Капитан Немо оборвал фразу угрожающим жестом. Потом, обращаясь прямо ко мне и как бы желая отвлечься от мрачных мыслей, спросил:

– Господин Аронакс, известна ли вам глубина океана?

– Известны результаты измерений, капитан!

– А каковы цифровые данные измерений? При случае я мог бы их проверить.

– Цифровые данные, насколько я помню, таковы… – отвечал я. – Если не ошибаюсь, средняя глубина в северной части Атлантического океана, согласно измерениям, достигает восьми тысяч двухсот метров, а в Средиземном море двух тысяч пятисот метров. Самые замечательные промеры были сделаны в южной части Атлантического океана, приблизительно на тридцать пятом градусе широты. Результаты: двенадцать тысяч метров, четырнадцать тысяч девятьсот один метр и пятнадцать тысяч сто сорок девять метров. Короче говоря, если бы ложе мирового океана было приведено к одному уровню, средняя океанская глубина исчислялась бы приблизительно в семь километров.

– Отлично, господин профессор, – отвечал капитан Немо. – Надеюсь дать вам более точные показатели. Что касается средней глубины данной части Тихого океана, то могу вам сообщить, что она не превышает четырех тысяч метров.

Сказав это, капитан Немо направился к люку и сошел вниз по железной лесенке. Я последовал за ним. Винт почти в ту же минуту пришел во вращение, и лаг показал скорость двадцать миль в час.

Проходили дни, проходили недели, а капитан Немо не баловал меня своими посещениями. Я встречался с ним очень редко.
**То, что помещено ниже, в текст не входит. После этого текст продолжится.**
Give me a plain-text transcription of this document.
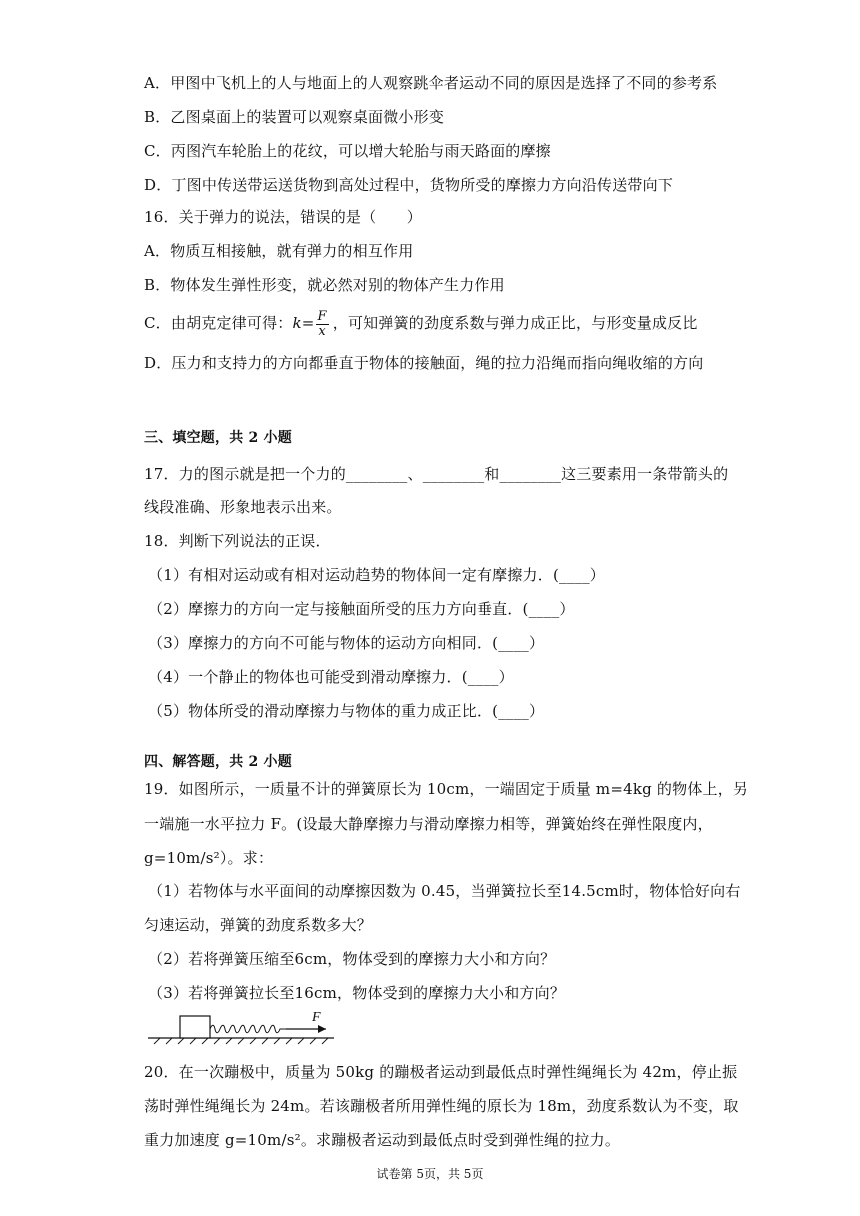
A．甲图中飞机上的人与地面上的人观察跳伞者运动不同的原因是选择了不同的参考系
B．乙图桌面上的装置可以观察桌面微小形变
C．丙图汽车轮胎上的花纹，可以增大轮胎与雨天路面的摩擦
D．丁图中传送带运送货物到高处过程中，货物所受的摩擦力方向沿传送带向下
16．关于弹力的说法，错误的是（　　）
A．物质互相接触，就有弹力的相互作用
B．物体发生弹性形变，就必然对别的物体产生力作用
C．由胡克定律可得：$k= \frac{F}{x}$ ，可知弹簧的劲度系数与弹力成正比，与形变量成反比
D．压力和支持力的方向都垂直于物体的接触面，绳的拉力沿绳而指向绳收缩的方向
三、填空题，共 2 小题
17．力的图示就是把一个力的________、________和________这三要素用一条带箭头的
线段准确、形象地表示出来。
18．判断下列说法的正误．
（1）有相对运动或有相对运动趋势的物体间一定有摩擦力．(____）
（2）摩擦力的方向一定与接触面所受的压力方向垂直．(____）
（3）摩擦力的方向不可能与物体的运动方向相同．(____）
（4）一个静止的物体也可能受到滑动摩擦力．(____）
（5）物体所受的滑动摩擦力与物体的重力成正比．(____）
四、解答题，共 2 小题
19．如图所示，一质量不计的弹簧原长为 10cm，一端固定于质量 m=4kg 的物体上，另
一端施一水平拉力 F。(设最大静摩擦力与滑动摩擦力相等，弹簧始终在弹性限度内，
g=10m/s²）。求：
（1）若物体与水平面间的动摩擦因数为 0.45，当弹簧拉长至14.5cm时，物体恰好向右
匀速运动，弹簧的劲度系数多大？
（2）若将弹簧压缩至6cm，物体受到的摩擦力大小和方向？
（3）若将弹簧拉长至16cm，物体受到的摩擦力大小和方向？
F
20．在一次蹦极中，质量为 50kg 的蹦极者运动到最低点时弹性绳绳长为 42m，停止振
荡时弹性绳绳长为 24m。若该蹦极者所用弹性绳的原长为 18m，劲度系数认为不变，取
重力加速度 g=10m/s²。求蹦极者运动到最低点时受到弹性绳的拉力。
试卷第 5页，共 5页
Помощник капитана каждое утро аккуратнейшим образом отмечал на карте курс корабля, и я мог с точностью определить местонахождение «Наутилуса».

Консель и Ленд проводили со мной целые часы. Консель рассказывал своему другу о том, какие чудеса довелось ему увидеть во время нашей подводной прогулки, и канадец сожалел, что не принял в ней участия. А я утешал его, уверяя, что еще не раз случится нам посетить океанские леса.

Почти каждый день на несколько часов железные створы в салоне раздвигались, и нам предоставлялось право проникать в тайны подводного мира.

«Наутилус» держал курс на юго-восток и шел на глубине ста – ста пятидесяти метров под уровнем океана. Но однажды, по прихоти капитана, судно погрузилось в глубинные воды на две тысячи метров. Стоградусный термометр показывал 4,25 o – температура, как будто свойственная этим глубинам под всеми широтами.

Двадцать шестого ноября, в три часа утра, «Наутилус» пересек тропик Рака под 172 o долготы. 27 ноября мы миновали Сандвичевы острова, где 14 февраля 1779 года погиб знаменитый капитан Кук. Мы прошли, стало быть, четыре тысячи восемьсот шестьдесят лье со времени нашего путешествия. Утром, выйдя на палубу, я увидел, в двух милях под ветром, остров Гавайи, самый большой из семи островов, образующих Гавайский архипелаг. Я видел ясно возделанные поля, предгорья и цепи гор вдоль побережья, вулканы, над которыми господствует Мауна-Кеа, вздымающаяся на пять тысяч метров над уровнем моря. Сети, в числе многих образцов фауны этих мест, выловили несколько экземпляров веерообразной павонии, полипа чрезвычайно изящной формы, типичного обитателя этой части океана.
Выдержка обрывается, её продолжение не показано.